# Dataproc - Submit PySpark Job

## Intended Use
A Kubeflow Pipeline component to submit a PySpark job to Google Cloud Dataproc service. 

## Run-Time Parameters:
Name | Description
:--- | :----------
project_id | Required. The ID of the Google Cloud Platform project that the cluster belongs to.
region | Required. The Cloud Dataproc region in which to handle the request.
cluster_name | Required. The cluster to run the job.
main_python_file_uri | Required. The HCFS URI of the main Python file to use as the driver. Must be a .py file.
args | Optional. The arguments to pass to the driver. Do not include arguments, such as --conf, that can be set as job properties, since a collision may occur that causes an incorrect job submission.
pyspark_job | Optional. The full payload of a [PySparkJob](https://cloud.google.com/dataproc/docs/reference/rest/v1/PySparkJob).
job | Optional. The full payload of a [Dataproc job](https://cloud.google.com/dataproc/docs/reference/rest/v1/projects.regions.jobs).
wait_interval | Optional. The wait seconds between polling the operation. Defaults to 30s.

## Output:
Name | Description
:--- | :----------
job_id | The ID of the created job.

## Sample

Note: the sample code below works in both IPython notebook or python code directly.

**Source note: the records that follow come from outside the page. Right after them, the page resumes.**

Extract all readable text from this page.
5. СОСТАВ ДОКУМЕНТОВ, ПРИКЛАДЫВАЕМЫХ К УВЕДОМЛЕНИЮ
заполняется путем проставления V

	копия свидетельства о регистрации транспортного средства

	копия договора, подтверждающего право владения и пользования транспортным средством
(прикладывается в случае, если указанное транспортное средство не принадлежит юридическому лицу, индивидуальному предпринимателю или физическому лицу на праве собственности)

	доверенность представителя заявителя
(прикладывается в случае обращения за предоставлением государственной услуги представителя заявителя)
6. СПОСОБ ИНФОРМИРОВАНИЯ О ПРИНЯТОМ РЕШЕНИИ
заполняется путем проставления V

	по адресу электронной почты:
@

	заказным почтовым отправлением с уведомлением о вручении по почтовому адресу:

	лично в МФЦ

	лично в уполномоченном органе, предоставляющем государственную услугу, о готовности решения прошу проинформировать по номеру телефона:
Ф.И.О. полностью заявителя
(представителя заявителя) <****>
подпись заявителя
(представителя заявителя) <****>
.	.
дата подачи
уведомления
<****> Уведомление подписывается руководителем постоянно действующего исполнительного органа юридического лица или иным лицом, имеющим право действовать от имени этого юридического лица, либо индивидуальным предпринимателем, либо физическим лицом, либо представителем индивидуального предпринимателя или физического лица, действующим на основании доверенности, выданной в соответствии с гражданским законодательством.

### Setup a Dataproc cluster
Follow the [guide](https://cloud.google.com/dataproc/docs/guides/create-cluster) to create a new Dataproc cluster or reuse an existing one.

### Prepare PySpark job
Upload your PySpark code file to a Google Cloud Storage (GCS) bucket. For example, here is a public accessible hello-world.py in GCS:

In [None]:
!gsutil cat gs://dataproc-examples-2f10d78d114f6aaec76462e3c310f31f/src/pyspark/hello-world/hello-world.py

### Set sample parameters

In [None]:
PROJECT_ID = '<Please put your project ID here>'
CLUSTER_NAME = '<Please put your existing cluster name here>'
REGION = 'us-central1'
PYSPARK_FILE_URI = 'gs://dataproc-examples-2f10d78d114f6aaec76462e3c310f31f/src/pyspark/hello-world/hello-world.py'
ARGS = ''
EXPERIMENT_NAME = 'Dataproc - Submit PySpark Job'
SUBMIT_PYSPARK_JOB_SPEC_URI = 'https://raw.githubusercontent.com/kubeflow/pipelines/e5b0081cdcbef6a056c0da114d2eb81ab8d8152d/components/gcp/dataproc/submit_pyspark_job/component.yaml'

### Install KFP SDK
Install the SDK (Uncomment the code if the SDK is not installed before)

In [None]:
# KFP_PACKAGE = 'https://storage.googleapis.com/ml-pipeline/release/0.1.12/kfp.tar.gz'
# !pip3 install $KFP_PACKAGE --upgrade

### Load component definitions

In [None]:
import kfp.components as comp

dataproc_submit_pyspark_job_op = comp.load_component_from_url(SUBMIT_PYSPARK_JOB_SPEC_URI)
display(dataproc_submit_pyspark_job_op)

### Here is an illustrative pipeline that uses the component

In [None]:
import kfp.dsl as dsl
import kfp.gcp as gcp
import json
@dsl.pipeline(
    name='Dataproc submit PySpark job pipeline',
    description='Dataproc submit PySpark job pipeline'
)
def dataproc_submit_pyspark_job_pipeline(
    project_id = PROJECT_ID, 
    region = REGION,
    cluster_name = CLUSTER_NAME,
    main_python_file_uri = PYSPARK_FILE_URI, 
    args = ARGS, 
    pyspark_job='{}', 
    job='{}', 
    wait_interval='30'
):
    dataproc_submit_pyspark_job_op(project_id, region, cluster_name, main_python_file_uri, 
        args, pyspark_job, job, wait_interval).apply(gcp.use_gcp_secret('user-gcp-sa'))
    

### Compile the pipeline

In [None]:
pipeline_func = dataproc_submit_pyspark_job_pipeline
pipeline_filename = pipeline_func.__name__ + '.pipeline.tar.gz'
import kfp.compiler as compiler
compiler.Compiler().compile(pipeline_func, pipeline_filename)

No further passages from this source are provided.